No Pig Deal

Taxpayer handouts to private corporations are always thorny. They inevitably mean that another business’ tax dollars go straight to the pockets of their competition. This distortion also means that dollars […]
Published on October 26, 2017

Taxpayer handouts to private corporations are always thorny. They inevitably mean that another business’ tax dollars go straight to the pockets of their competition. This distortion also means that dollars better spent elsewhere by taxpayers, or even by governments, are siphoned to a loser.

Bombardier has always been that loser—or at least should have been. The real losers are taxpayers who have propped them up for the past 50 years. Recent developments have made those losses worse than ever, and ought to make taxpayers irate.

Last year, the Quebec aerospace company received a $372 million federal interest-free loan, plus a billion dollars of equity to build its C-series jets. That was too much for Boeing, which complained that Bombardier sold 125 jets to Delta Airlines at a price so low, it could not have been offered without taxpayer help. The United States’ Commerce Department responded with a tariff of 299.5 per cent. Brazilian jet-maker Embraer SA added to the shock through its own trade challenge. Bombardier reeled.

It should never have come to this. Taxpayers have helped Bombardier since 1966 and even gave $2 billion of help in the ten years prior to the Trudeau government. Somehow Bombardier still lost $5.34 billion of red ink in 2015 and $981 million in 2016. Yet, in 2016 six directors of the company voted themselves $32.6 million U.S. ($43M CDN) in bonuses. Public backlash forced the company to defer half of that bonus to the year 2020 and only if the company hits certain targets.

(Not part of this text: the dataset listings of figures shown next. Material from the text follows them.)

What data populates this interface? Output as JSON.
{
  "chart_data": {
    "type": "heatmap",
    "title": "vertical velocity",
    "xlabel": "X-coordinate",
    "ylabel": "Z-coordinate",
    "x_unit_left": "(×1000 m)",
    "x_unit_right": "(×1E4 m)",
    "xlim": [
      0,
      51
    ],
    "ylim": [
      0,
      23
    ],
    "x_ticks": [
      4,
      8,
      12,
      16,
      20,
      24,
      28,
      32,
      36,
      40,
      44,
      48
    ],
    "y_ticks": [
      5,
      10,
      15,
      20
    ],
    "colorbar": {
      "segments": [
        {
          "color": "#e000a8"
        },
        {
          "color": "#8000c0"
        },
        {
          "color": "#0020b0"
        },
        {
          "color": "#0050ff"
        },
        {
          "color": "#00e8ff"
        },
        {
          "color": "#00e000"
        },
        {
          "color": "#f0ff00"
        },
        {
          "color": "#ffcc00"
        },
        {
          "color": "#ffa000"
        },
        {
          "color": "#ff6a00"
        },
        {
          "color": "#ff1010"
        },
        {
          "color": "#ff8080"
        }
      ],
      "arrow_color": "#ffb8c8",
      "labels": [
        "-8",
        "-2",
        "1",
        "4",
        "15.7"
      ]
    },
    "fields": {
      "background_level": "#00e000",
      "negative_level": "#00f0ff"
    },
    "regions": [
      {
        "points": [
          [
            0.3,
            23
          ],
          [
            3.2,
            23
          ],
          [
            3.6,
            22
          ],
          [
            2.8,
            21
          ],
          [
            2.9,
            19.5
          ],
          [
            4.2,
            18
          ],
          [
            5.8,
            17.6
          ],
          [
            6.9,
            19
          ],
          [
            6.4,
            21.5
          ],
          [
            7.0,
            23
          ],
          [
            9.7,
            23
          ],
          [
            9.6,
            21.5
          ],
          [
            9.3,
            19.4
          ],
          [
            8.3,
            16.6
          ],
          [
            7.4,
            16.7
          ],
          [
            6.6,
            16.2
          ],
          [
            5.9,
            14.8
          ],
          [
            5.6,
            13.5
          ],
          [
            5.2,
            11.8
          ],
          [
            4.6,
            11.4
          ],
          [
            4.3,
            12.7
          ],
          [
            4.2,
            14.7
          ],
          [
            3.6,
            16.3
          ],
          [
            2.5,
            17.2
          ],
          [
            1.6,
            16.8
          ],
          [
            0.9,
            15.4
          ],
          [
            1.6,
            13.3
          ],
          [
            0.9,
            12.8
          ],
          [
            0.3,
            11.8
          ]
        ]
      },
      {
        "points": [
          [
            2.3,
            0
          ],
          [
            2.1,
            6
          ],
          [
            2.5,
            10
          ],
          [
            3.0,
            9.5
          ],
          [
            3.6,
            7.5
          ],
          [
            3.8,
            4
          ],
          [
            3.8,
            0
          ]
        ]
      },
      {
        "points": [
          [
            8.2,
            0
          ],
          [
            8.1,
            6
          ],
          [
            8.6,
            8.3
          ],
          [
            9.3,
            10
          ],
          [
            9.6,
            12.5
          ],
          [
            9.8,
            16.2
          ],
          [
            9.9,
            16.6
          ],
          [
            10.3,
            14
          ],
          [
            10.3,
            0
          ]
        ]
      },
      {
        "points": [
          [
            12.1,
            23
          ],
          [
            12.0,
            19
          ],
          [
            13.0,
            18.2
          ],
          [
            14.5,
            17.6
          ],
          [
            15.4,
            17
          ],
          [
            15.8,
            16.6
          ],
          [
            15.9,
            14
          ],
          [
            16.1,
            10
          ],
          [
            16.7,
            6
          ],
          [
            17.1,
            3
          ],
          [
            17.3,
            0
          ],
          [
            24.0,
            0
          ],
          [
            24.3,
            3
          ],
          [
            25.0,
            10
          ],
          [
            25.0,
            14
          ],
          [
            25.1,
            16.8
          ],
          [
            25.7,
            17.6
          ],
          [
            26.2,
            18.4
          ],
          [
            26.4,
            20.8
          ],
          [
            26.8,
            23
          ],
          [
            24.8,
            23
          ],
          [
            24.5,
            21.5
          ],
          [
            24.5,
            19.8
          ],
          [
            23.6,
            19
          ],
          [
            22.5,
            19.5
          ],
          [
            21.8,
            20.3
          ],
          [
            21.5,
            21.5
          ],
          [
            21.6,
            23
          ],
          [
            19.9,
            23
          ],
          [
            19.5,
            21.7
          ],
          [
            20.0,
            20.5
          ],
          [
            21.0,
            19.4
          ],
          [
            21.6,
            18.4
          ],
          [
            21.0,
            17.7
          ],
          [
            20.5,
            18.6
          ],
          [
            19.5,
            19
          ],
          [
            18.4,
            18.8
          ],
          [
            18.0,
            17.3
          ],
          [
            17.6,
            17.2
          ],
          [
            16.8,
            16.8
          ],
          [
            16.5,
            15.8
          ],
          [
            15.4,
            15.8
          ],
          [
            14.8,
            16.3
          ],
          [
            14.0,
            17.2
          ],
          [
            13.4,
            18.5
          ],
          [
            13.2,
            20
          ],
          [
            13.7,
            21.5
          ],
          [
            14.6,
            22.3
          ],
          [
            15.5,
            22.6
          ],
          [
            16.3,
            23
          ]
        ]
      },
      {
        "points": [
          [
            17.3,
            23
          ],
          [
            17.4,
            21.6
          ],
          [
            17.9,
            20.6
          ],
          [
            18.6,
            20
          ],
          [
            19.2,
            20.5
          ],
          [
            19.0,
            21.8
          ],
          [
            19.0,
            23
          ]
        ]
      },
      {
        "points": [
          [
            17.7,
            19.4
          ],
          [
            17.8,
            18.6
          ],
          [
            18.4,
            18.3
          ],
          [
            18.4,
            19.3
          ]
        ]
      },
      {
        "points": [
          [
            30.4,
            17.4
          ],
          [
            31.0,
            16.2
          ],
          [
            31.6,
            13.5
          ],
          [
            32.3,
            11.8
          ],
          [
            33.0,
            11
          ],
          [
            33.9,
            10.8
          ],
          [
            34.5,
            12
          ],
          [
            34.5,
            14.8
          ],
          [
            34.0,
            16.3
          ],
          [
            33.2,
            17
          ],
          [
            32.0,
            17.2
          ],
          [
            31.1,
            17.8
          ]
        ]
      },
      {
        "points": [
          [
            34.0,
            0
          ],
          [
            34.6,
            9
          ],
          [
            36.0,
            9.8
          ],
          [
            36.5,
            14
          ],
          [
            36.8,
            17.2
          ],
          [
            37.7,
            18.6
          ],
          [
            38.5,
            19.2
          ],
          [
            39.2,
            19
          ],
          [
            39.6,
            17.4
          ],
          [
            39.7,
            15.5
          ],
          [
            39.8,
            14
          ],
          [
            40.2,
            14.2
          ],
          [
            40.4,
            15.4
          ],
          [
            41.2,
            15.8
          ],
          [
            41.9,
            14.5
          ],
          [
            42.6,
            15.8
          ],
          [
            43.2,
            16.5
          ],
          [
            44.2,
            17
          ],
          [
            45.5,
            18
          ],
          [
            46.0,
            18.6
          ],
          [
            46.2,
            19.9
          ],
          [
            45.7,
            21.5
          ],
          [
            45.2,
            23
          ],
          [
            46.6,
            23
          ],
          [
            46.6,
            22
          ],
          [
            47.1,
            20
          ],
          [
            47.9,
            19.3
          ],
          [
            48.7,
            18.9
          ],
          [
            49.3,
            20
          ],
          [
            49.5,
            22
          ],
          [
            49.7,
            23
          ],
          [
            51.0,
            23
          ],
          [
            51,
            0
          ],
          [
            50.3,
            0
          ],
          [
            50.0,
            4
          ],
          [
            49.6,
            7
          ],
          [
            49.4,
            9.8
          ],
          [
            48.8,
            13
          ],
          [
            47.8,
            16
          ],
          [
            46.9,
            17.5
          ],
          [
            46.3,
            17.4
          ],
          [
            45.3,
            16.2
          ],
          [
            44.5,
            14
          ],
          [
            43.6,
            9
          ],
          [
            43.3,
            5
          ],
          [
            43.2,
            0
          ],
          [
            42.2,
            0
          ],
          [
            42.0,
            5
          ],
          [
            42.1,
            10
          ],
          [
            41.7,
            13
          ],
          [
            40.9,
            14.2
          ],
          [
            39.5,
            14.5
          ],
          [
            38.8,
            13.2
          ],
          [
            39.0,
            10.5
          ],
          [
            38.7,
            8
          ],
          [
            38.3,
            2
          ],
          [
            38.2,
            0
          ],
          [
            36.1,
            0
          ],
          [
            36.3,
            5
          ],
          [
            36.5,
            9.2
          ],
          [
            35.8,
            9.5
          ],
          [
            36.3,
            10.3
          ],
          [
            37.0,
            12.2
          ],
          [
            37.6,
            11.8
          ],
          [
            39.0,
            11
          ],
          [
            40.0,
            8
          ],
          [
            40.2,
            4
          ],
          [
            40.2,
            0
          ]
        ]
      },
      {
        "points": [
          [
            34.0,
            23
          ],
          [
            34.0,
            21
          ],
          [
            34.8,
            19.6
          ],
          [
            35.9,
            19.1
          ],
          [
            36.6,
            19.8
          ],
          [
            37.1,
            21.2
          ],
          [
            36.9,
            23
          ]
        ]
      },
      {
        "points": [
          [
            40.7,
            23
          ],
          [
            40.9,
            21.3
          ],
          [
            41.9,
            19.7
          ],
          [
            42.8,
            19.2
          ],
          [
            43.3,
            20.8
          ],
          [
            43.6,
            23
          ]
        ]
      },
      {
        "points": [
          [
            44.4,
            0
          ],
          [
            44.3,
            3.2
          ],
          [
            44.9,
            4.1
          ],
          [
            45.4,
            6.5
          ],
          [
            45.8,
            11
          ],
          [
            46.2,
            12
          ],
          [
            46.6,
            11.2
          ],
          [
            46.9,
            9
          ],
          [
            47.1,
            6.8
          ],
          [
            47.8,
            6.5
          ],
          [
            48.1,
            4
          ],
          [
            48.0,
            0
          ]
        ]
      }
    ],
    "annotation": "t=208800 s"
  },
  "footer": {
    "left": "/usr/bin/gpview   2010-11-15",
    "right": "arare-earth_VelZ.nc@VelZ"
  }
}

Government handouts and “loans” (often never repaid) also cast doubt on the impartiality of elected officials making decisions like this. In recent years, Bombardier has faced bribery scandals for contracts in South Korea, South Africa, the Netherlands, and Azerbaijan. In Canada, Patrick Pichette sits on the board both of Bombardier and the Trudeau Foundation. Foundation donations have grown steadily since Trudeau became leader, and now 40 of the 108 foundation donors are lobbying the federal government.

Defenders of taxpayer subsidies insist Boeing has received plenty of American taxpayer support and are a necessary price for a domestic aerospace industry. This weak rationale is undermined by the fact that Bombardier operates in 29 countries. Government money did nothing to prevent it from cutting 14,500 Canadian jobs in 2015 and 2016 to hire workers in Mexico and China. It is also the largest manufacturing employer in Northern Ireland, whose U.K. rulers oppose the American tariff but believe it is Canada’s fault just the same.

Bombardier’s response to this crisis will make it less Canadian than ever. Airbus, headquartered in France, received a 50.01 per cent interest in the C-series jets without paying a single cent. In a statement, Bombardier CEO Alain Bellemare said the deal was right because of Airbus’ “global scale, strong customer relationships and operational expertise” and will therefore “more than double the value of the CSeries program.”

Taxpayers, robbed for years with the flimsy excuse that it was necessary for a domestic aerospace industry, now must ask why a foreign company has taken over its jets. If the marketplace had this solution all along, why were taxpayers ever burdened? And why did the Quebec government’s 49.5 per cent share in the CSeries jets drop to a measly 19 per cent, whereas Bombardier’s 50.5 per cent share became 31 instead?

In a few months, the U.S. Commerce Department will decide whether the proposed 299.5 per cent tariff will stand. Regardless of the decision, Canada has lost everything but Bombardier’s assembly line in Montreal. Airbus will now add CSeries production to its Alabama facility. Canadian, and especially Quebec taxpayers, shake their heads and who will fly away with their hard-earned money next.